SUNDAY, FEBRUARY 3 | ![]() |
12:00am
Bob Christiansen
1:00am
Scott Blankenship
6:00am
Harmonia, with Angela Mariani
We’ll take a whirlwind musical tour of London this morning. We’ll see how royal patronage helped composers flourish through the centuries, and take a peek at some of the city's oldest and most renowned musical centers, including St. James's Palace and Westminster Cathedral.
7:00am
Sunday Baroque, with Suzanne Bona
Many musicians have been immortalized by their fellow creative artists in other disciplines with poems, statues and paintings. British portrait master Thomas Gainsborough used some of his musician friends as subjects, Robert Browning wrote a poem about an 18th-century Venetian musician, and Leonardo da Vinci painted a few of his musical contemporaries. This morning’s show will feature their music, and their stories.
11:00am
Mindy Ratner
1:00pm
Lynn Warfel
2:00pm
Carnegie Hall Live
Daniel Barenboim conducts his West-Eastern Divan Orchestra in an all-Beethoven program.

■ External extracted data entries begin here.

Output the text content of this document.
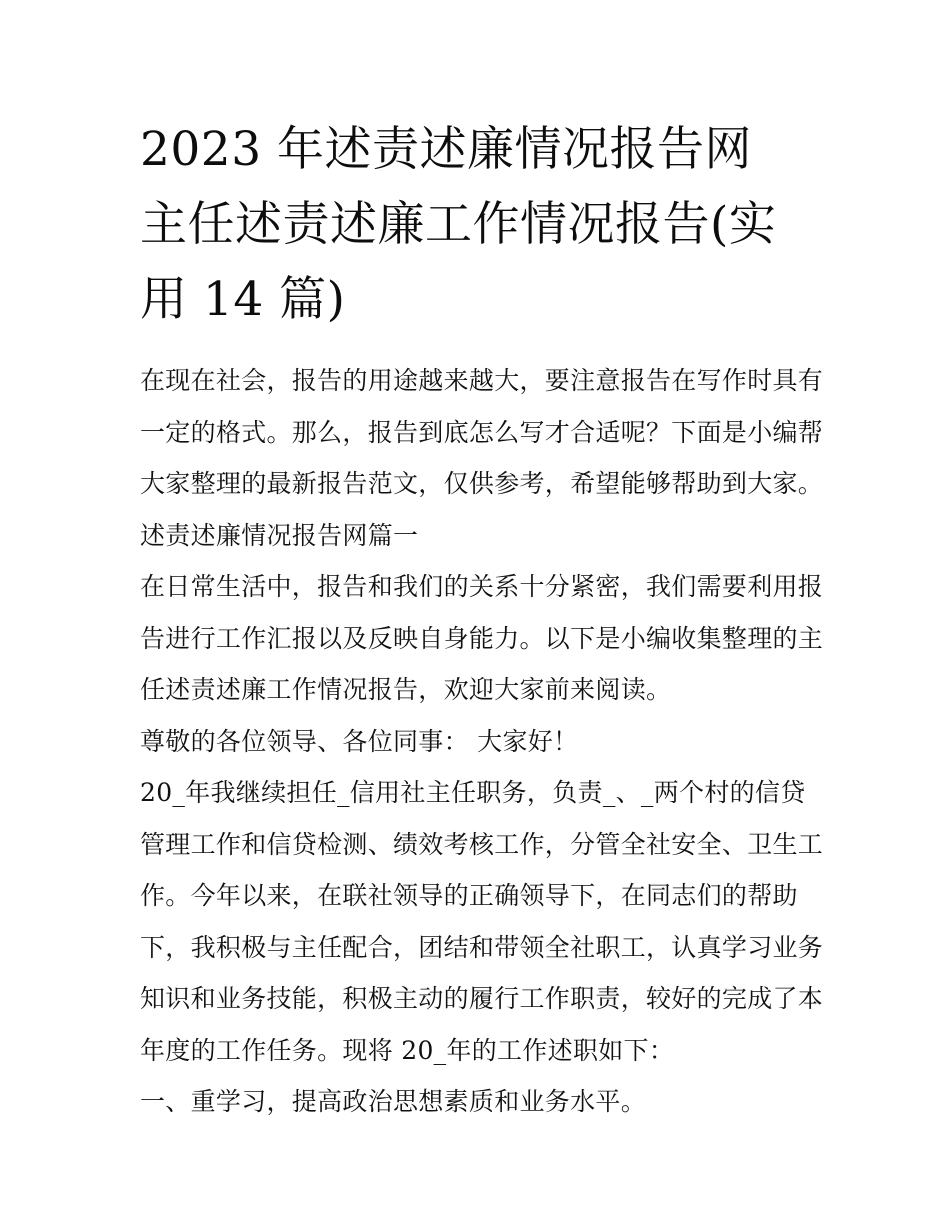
2023 年述责述廉情况报告网
主任述责述廉工作情况报告(实
用 14 篇)
在现在社会，报告的用途越来越大，要注意报告在写作时具有
一定的格式。那么，报告到底怎么写才合适呢？下面是小编帮
大家整理的最新报告范文，仅供参考，希望能够帮助到大家。
述责述廉情况报告网篇一
在日常生活中，报告和我们的关系十分紧密，我们需要利用报
告进行工作汇报以及反映自身能力。以下是小编收集整理的主
任述责述廉工作情况报告，欢迎大家前来阅读。
尊敬的各位领导、各位同事： 大家好！
20_年我继续担任_信用社主任职务，负责_、_两个村的信贷
管理工作和信贷检测、绩效考核工作，分管全社安全、卫生工
作。今年以来，在联社领导的正确领导下，在同志们的帮助
下，我积极与主任配合，团结和带领全社职工，认真学习业务
知识和业务技能，积极主动的履行工作职责，较好的完成了本
年度的工作任务。现将 20_年的工作述职如下：
一、重学习，提高政治思想素质和业务水平。
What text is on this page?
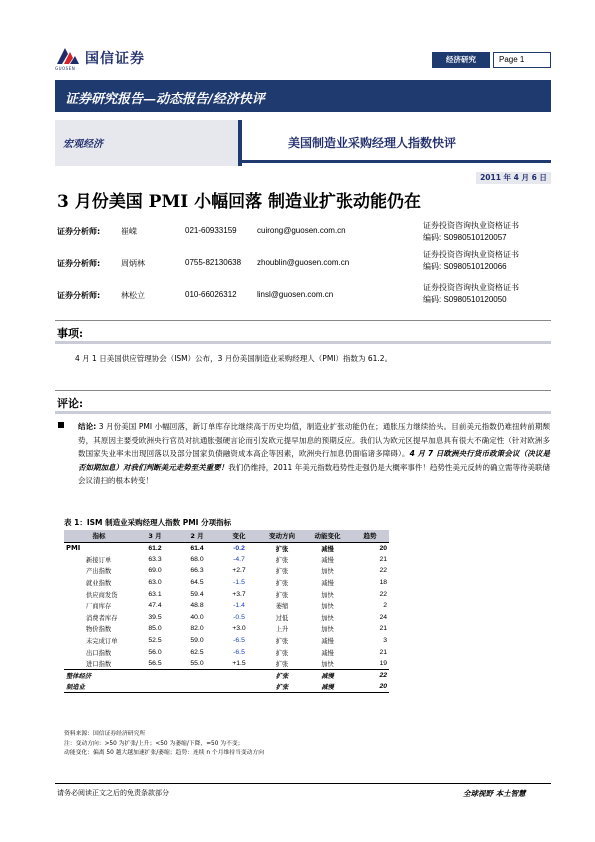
国信证券
GUOSEN
经济研究	Page 1
证券研究报告—动态报告/经济快评
宏观经济	美国制造业采购经理人指数快评
2011 年 4 月 6 日
3 月份美国 PMI 小幅回落 制造业扩张动能仍在
证券分析师:	崔嵘	021-60933159	cuirong@guosen.com.cn
证券分析师:	周炳林	0755-82130638 zhoublin@guosen.com.cn
证券分析师:	林松立	010-66026312	linsl@guosen.com.cn
证券投资咨询执业资格证书
编码: S0980510120057
证券投资咨询执业资格证书
编码: S0980510120066
证券投资咨询执业资格证书
编码: S0980510120050
事项:
4 月 1 日美国供应管理协会（ISM）公布，3 月份美国制造业采购经理人（PMI）指数为 61.2。
评论:
结论: 3 月份美国 PMI 小幅回落，新订单库存比继续高于历史均值，制造业扩张动能仍在；通胀压力继续抬头。目前美元指数仍难扭转前期颓势，其原因主要受欧洲央行官员对抗通胀强硬言论而引发欧元提早加息的预期反应。我们认为欧元区提早加息具有很大不确定性（针对欧洲多数国家失业率未出现回落以及部分国家负债融资成本高企等因素，欧洲央行加息仍面临诸多障碍）。4 月 7 日欧洲央行货币政策会议（决议是否如期加息）对我们判断美元走势至关重要！我们仍维持，2011 年美元指数趋势性走强仍是大概率事件！趋势性美元反转的确立需等待美联储会议清扫的根本转变！
表 1：ISM 制造业采购经理人指数 PMI 分项指标
指标	3 月	2 月	变化	变动方向	动能变化	趋势
PMI	61.2	61.4	-0.2	扩张	减慢	20
新接订单	63.3	68.0	-4.7	扩张	减慢	21
产出指数	69.0	66.3	+2.7	扩张	加快	22
就业指数	63.0	64.5	-1.5	扩张	减慢	18
供应商发货	63.1	59.4	+3.7	扩张	加快	22
厂商库存	47.4	48.8	-1.4	萎缩	加快	2
消费者库存	39.5	40.0	-0.5	过低	加快	24
物价指数	85.0	82.0	+3.0	上升	加快	21
未完成订单	52.5	59.0	-6.5	扩张	减慢	3
出口指数	56.0	62.5	-6.5	扩张	减慢	21
进口指数	56.5	55.0	+1.5	扩张	加快	19
整体经济				扩张	减慢	22
制造业				扩张	减慢	20
资料来源：国信证券经济研究所
注：变动方向：>50 为扩张/上升；<50 为萎缩/下降，=50 为不变；
动能变化：偏离 50 越大越加速扩张/萎缩；趋势：连续 n 个月维持当变动方向
请务必阅读正文之后的免责条款部分	全球视野 本土智慧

We’ll hear the symphonies #2 and 9, with the Westminster Symphonic Choir and soloists. Established in 1999 as a workshop for young musicians from Israel, Palestine, and other Arab countries, the West-Eastern Divan Orchestra has been described by one of its members as “a human laboratory that can express to the whole world how to cope with each other.”
6:00pm
Deutsche Welle Festival
Leonard Slatkin conducts the German Symphony Orchestra of Berlin in Aaron Copland’s Appalachian Spring, Dvorak’s Symphony #8, and Tchaikovsky’s Serenade for Strings. Sol Gabetta is soloist in Bloch’s Hebrew Rhapsody for cello and orchestra.
8:00pm
Pittsburgh Symphony, with Jim Cunningham
Manfred Honeck conducts the music from Peter Ilyich Tchaikovsky’s ballet, The Nutcracker, and Yo-Yo Ma is soloist in Antonin Dvorak’s stirring Cello Concerto.